子供たちやクレアの夫を手なずけ、夫婦間に不和をまき散らし、邪魔な使用人を策を弄して追い出し、更に彼女の正体に勘付いた者を殺害し、その魔手は遂にクレアに向う。
出演はアナベラ・シオラ、レベッカ・デモーネイ、マット・マッコイ、アーニー・ハドソン、ジュリアン・ムーア、マデリーン・ジーマジョン・デ・ランシー、監督はカーティス・ハンソン。
まもなくDisney+でリメイク版が配信される。
数年前のテレビ放送版で、30年ぶりくらいに鑑賞。
この頃はレベッカ・デモーネイがお気に入りで、『ビジター/欲望の死角』、『三銃士』、『ギルティ/罪深き罪』、『ストレンジャー』、『バックドラフト』とか色々見ていたっけ。

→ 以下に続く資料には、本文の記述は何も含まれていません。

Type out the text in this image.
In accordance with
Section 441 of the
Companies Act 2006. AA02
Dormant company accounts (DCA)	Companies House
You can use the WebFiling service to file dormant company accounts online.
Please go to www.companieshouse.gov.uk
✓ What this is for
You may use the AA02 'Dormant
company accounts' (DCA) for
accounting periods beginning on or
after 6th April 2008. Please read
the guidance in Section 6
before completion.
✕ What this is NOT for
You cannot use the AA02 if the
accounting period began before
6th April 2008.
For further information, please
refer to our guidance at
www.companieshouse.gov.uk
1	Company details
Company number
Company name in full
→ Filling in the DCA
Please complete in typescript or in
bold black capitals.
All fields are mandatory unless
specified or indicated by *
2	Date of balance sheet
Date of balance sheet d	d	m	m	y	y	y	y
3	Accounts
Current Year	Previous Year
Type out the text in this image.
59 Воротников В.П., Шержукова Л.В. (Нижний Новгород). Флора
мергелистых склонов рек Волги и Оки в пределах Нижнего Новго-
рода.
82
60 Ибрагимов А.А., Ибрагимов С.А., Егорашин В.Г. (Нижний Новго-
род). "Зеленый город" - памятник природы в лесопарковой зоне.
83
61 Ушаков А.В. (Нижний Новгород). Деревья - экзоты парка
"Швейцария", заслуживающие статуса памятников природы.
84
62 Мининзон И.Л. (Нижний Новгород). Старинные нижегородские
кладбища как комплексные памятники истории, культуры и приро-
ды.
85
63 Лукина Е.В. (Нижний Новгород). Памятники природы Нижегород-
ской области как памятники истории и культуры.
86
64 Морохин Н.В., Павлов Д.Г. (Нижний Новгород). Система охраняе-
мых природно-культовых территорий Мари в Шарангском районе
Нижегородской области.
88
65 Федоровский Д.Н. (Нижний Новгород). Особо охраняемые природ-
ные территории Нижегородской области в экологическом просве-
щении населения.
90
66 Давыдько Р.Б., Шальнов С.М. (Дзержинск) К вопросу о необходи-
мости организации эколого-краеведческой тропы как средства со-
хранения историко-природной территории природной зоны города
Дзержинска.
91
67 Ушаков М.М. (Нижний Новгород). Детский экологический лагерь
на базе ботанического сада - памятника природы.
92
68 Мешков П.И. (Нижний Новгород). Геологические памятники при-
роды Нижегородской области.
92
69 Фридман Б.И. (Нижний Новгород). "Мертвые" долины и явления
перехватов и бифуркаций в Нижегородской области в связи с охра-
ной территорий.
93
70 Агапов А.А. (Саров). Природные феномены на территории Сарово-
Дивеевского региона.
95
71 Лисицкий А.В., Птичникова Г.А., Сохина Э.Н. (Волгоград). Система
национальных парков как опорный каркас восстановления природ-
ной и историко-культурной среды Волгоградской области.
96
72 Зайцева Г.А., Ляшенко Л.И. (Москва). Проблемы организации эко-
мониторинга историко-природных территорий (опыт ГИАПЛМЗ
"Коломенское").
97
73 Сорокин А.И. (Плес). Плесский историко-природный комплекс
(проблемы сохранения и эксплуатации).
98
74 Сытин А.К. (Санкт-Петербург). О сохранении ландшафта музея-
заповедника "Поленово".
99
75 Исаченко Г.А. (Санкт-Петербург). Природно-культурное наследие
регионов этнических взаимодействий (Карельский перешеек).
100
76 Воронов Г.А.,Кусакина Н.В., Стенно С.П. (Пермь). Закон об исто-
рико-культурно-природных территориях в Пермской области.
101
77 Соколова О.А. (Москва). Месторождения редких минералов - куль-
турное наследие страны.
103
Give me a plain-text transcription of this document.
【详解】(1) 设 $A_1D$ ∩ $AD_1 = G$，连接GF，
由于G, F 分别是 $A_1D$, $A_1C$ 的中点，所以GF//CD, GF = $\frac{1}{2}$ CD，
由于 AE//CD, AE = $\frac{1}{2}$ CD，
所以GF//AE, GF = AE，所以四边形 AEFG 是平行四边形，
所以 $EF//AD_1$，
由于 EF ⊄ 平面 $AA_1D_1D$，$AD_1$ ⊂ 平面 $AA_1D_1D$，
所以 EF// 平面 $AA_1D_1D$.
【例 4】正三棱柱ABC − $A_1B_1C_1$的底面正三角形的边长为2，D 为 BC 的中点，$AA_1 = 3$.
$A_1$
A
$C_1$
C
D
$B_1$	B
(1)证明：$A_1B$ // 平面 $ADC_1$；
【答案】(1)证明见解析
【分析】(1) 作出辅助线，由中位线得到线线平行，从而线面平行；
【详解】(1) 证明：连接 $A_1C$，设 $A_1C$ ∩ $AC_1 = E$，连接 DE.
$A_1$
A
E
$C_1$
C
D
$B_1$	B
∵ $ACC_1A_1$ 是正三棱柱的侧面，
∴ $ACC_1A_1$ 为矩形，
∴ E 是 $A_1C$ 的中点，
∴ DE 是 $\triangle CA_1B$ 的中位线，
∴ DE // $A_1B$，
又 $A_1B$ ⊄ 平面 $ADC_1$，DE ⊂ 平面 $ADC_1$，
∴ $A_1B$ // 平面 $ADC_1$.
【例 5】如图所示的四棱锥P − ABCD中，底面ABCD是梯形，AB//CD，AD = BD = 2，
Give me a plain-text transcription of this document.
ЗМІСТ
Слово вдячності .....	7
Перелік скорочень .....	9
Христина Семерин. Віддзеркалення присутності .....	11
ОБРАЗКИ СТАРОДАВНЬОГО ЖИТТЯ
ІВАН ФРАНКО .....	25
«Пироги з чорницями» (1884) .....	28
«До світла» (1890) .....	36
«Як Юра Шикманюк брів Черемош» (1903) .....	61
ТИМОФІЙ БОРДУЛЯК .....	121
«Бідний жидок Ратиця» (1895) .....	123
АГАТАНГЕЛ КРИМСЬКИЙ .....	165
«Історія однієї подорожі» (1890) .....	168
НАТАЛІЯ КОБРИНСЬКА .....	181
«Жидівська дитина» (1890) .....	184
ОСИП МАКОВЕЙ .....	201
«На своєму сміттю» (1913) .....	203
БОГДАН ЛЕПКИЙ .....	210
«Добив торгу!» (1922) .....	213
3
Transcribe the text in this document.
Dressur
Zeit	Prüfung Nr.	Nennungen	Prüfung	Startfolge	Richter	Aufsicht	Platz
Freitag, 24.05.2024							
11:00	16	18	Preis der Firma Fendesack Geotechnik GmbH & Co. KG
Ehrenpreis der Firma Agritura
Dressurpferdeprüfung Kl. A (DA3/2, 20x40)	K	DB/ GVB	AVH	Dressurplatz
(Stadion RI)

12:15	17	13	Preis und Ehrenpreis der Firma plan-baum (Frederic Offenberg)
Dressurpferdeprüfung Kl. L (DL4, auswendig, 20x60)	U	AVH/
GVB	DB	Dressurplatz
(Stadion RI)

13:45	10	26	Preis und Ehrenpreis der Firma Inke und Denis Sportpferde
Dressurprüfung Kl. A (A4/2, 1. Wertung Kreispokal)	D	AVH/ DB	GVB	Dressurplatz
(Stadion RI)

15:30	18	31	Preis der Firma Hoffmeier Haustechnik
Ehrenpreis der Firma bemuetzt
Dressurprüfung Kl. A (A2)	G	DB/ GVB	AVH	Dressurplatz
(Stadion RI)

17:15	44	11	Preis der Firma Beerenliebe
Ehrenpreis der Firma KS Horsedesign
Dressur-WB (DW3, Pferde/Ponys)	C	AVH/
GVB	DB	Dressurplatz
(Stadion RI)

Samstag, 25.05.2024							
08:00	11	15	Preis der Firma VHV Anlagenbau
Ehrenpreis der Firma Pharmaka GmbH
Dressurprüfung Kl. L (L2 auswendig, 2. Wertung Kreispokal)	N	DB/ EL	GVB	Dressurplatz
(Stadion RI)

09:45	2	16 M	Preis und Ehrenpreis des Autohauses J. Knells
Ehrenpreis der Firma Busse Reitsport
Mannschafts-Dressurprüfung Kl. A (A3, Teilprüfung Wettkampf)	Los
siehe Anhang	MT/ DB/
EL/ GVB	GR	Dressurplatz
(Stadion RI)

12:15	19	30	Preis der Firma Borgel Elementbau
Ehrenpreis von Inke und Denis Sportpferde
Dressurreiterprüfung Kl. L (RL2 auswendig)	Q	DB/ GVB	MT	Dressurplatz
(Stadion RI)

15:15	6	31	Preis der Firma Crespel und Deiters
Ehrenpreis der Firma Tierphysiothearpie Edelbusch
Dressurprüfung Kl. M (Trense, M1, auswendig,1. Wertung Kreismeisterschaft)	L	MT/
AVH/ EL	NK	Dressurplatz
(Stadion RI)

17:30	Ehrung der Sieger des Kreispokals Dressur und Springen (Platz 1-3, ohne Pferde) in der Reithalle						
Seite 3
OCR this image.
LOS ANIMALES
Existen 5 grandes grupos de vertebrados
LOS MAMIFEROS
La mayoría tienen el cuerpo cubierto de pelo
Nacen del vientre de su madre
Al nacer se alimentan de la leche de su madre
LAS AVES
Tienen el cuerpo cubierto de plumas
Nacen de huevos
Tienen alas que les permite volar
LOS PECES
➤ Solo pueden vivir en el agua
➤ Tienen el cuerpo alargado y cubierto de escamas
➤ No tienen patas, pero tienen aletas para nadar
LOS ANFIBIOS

ペイトンは悪女は悪女なのだが、一方では悲劇的な境遇に置かれた哀れな存在でもある。
彼女の夫が本当に性犯罪者だったかどうかは曖昧だが、仮にそうだったとしても単にペイトンの逆恨みとは言いかねる部分がある。
彼女が、一方的に自分が理不尽な目に遭わされたことに納得できないであろうことは想像がつく。
かといって彼女が同情を引くような振る舞いをすることはなく、実に堂々としていて弱さは見せない。
弱々しく装う場面は存在するが、もちろん演技だ。
悲劇のヒロインの要素を併せ持ちながらも、終始サイコキラーとして君臨してるからこそ彼女は輝いているのだ。
そんな可愛らしさと妖艶さを兼ね備えたレベッカ・デモーネイの存在感は、他の出演者全てを食ってしまっているほどで、改めて彼女は魅力的だと感じた。
さて、リメイク版はどんな出来栄えになっているのだろうか。